Google File System


I did some reading of the GFS paper from 2003! In this post I’ll try to explain the paper. Get some beer.

I started reading the paper because I came across and grew interested Apache HDFS which one implementation of this paper. This paper also provides the basis of the file system for the entire Map Reduce infrastructure.

Google came up with GFS because of the following requirements that they had:

  1. Filesystems and file servers crash constantly, while this might not be true every time but when you have tens of thousands servers (circa 2003) running then there’s a high chance some of these are not going to be available at some point.
  2. File sizes were getting into hundreds of MB or multiple GBs.
  3. The unique file requirements that Google had, namely, files were mostly read-only or append-only instead of random writes. So GFS optimises for append-only operations.

Technical Details

Master and Chunkservers

A GFS cluster has a master server and a large number of chunkservers. With respect to files, the Master server is responsible for containing just the metadata of the files (described below), while the files actually reside on the chunkservers.
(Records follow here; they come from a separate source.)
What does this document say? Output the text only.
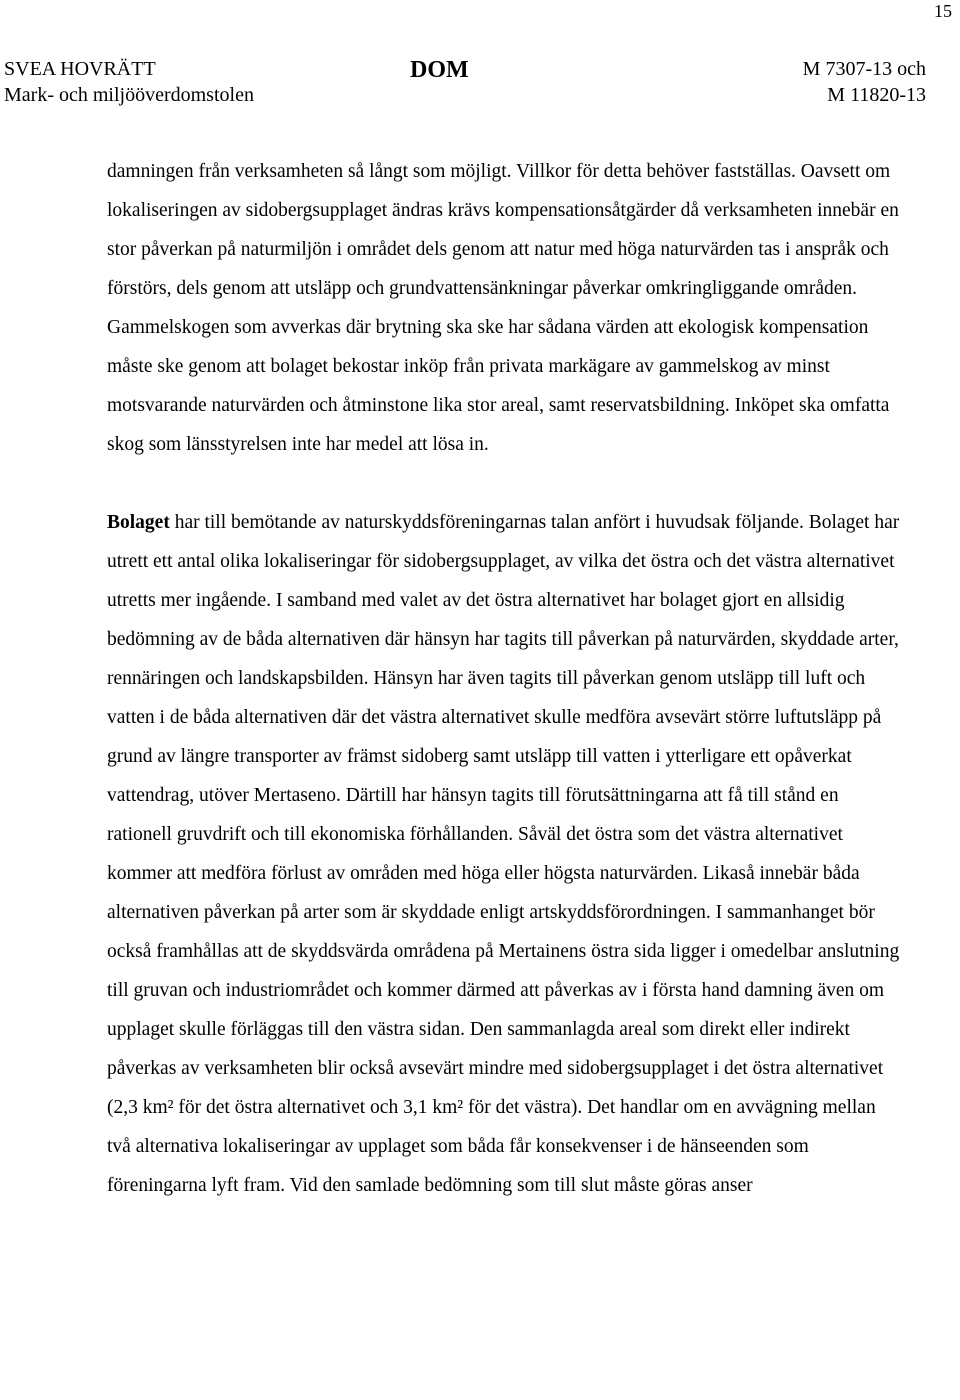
15
SVEA HOVRÄTT
Mark- och miljööverdomstolen
DOM	M 7307-13 och
M 11820-13

damningen från verksamheten så långt som möjligt. Villkor för detta behöver fastställas. Oavsett om lokaliseringen av sidobergsupplaget ändras krävs kompensationsåtgärder då verksamheten innebär en stor påverkan på naturmiljön i området dels genom att natur med höga naturvärden tas i anspråk och förstörs, dels genom att utsläpp och grundvattensänkningar påverkar omkringliggande områden. Gammelskogen som avverkas där brytning ska ske har sådana värden att ekologisk kompensation måste ske genom att bolaget bekostar inköp från privata markägare av gammelskog av minst motsvarande naturvärden och åtminstone lika stor areal, samt reservatsbildning. Inköpet ska omfatta skog som länsstyrelsen inte har medel att lösa in.

Bolaget har till bemötande av naturskyddsföreningarnas talan anfört i huvudsak följande. Bolaget har utrett ett antal olika lokaliseringar för sidobergsupplaget, av vilka det östra och det västra alternativet utretts mer ingående. I samband med valet av det östra alternativet har bolaget gjort en allsidig bedömning av de båda alternativen där hänsyn har tagits till påverkan på naturvärden, skyddade arter, rennäringen och landskapsbilden. Hänsyn har även tagits till påverkan genom utsläpp till luft och vatten i de båda alternativen där det västra alternativet skulle medföra avsevärt större luftutsläpp på grund av längre transporter av främst sidoberg samt utsläpp till vatten i ytterligare ett opåverkat vattendrag, utöver Mertaseno. Därtill har hänsyn tagits till förutsättningarna att få till stånd en rationell gruvdrift och till ekonomiska förhållanden. Såväl det östra som det västra alternativet kommer att medföra förlust av områden med höga eller högsta naturvärden. Likaså innebär båda alternativen påverkan på arter som är skyddade enligt artskyddsförordningen. I sammanhanget bör också framhållas att de skyddsvärda områdena på Mertainens östra sida ligger i omedelbar anslutning till gruvan och industriområdet och kommer därmed att påverkas av i första hand damning även om upplaget skulle förläggas till den västra sidan. Den sammanlagda areal som direkt eller indirekt påverkas av verksamheten blir också avsevärt mindre med sidobergsupplaget i det östra alternativet (2,3 km² för det östra alternativet och 3,1 km² för det västra). Det handlar om en avvägning mellan två alternativa lokaliseringar av upplaget som båda får konsekvenser i de hänseenden som föreningarna lyft fram. Vid den samlade bedömning som till slut måste göras anser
When the master starts, it iterates through all the chunkservers in the cluster and notes down their information. Anytime a new chunkserver joins the cluster, it communicates with the master. So these are the only two ways the Master adds the chunkservers. After this, the chunk continues communicating with the master by heartbeat messages and keeps updating its health information.

A file is divided into multiple chunks (of 64MB each) and each chunk has multiple copies called replicas. Each replica resides on a different chunkserver for redundancy, and is persisted as a simple 64MB file on the disk.

The master creates chunks for each new incoming file, then moves them to the different chunkservers. This metadata is stored on the master.

For example, a 640 MB file (let’s say a video) will be divided into 10 chunks, each having multiple copies distributed over multiple chunkservers. The master then moves the chunks to the servers and notes down where each chunk goes. This is the metadata which the master has.

Application/Clients & File Modifications

When an application wants to do a file operation (most of the time which is an append operation), it knows about the file name and the offset from the start. It contacts the master to know about the file name and offset, gets the information and caches it.

Caching the information helps with reducing the dependency on the master. The client can get the location of multiple files, and accumulate multiple operations for each file, and then fire off the operation.


The master maintains a list of all the chunks for each of the files. Each chunk, as described above, is replicated across multiple copies called replicas. Again, this information is maintained by the master.

There’s an application wide minimum threshold of the replicas that needs to be maintained for each chunk. In case the chunkserver holding a given replica goes down, it will not be sending the heartbeat message to the master server. The master then moves all the replicas stored on that server onto other servers. This way there’s always sufficient number of replicas available.


This provides a basic extract out of the GFS paper. There are a lot more technical details in the paper, but I found these to be pretty non-exciting if what I needed was just the basic knowledge.

One key takeaway for all of this was the interaction between the chunkservers and the masterserver. It’s not the job of the master to keep querying about the status of the various chunks. It contains just the metadata, and the actual changes are the concerns of the chunkservers and the application which are using the servers. The master is only concerned with the health of the chunkservers which it checks by the “heartbeat” messages.

The knowledge that the system-failing is just a matter of “when” and not “if”, really has allowed to architect things in a different way.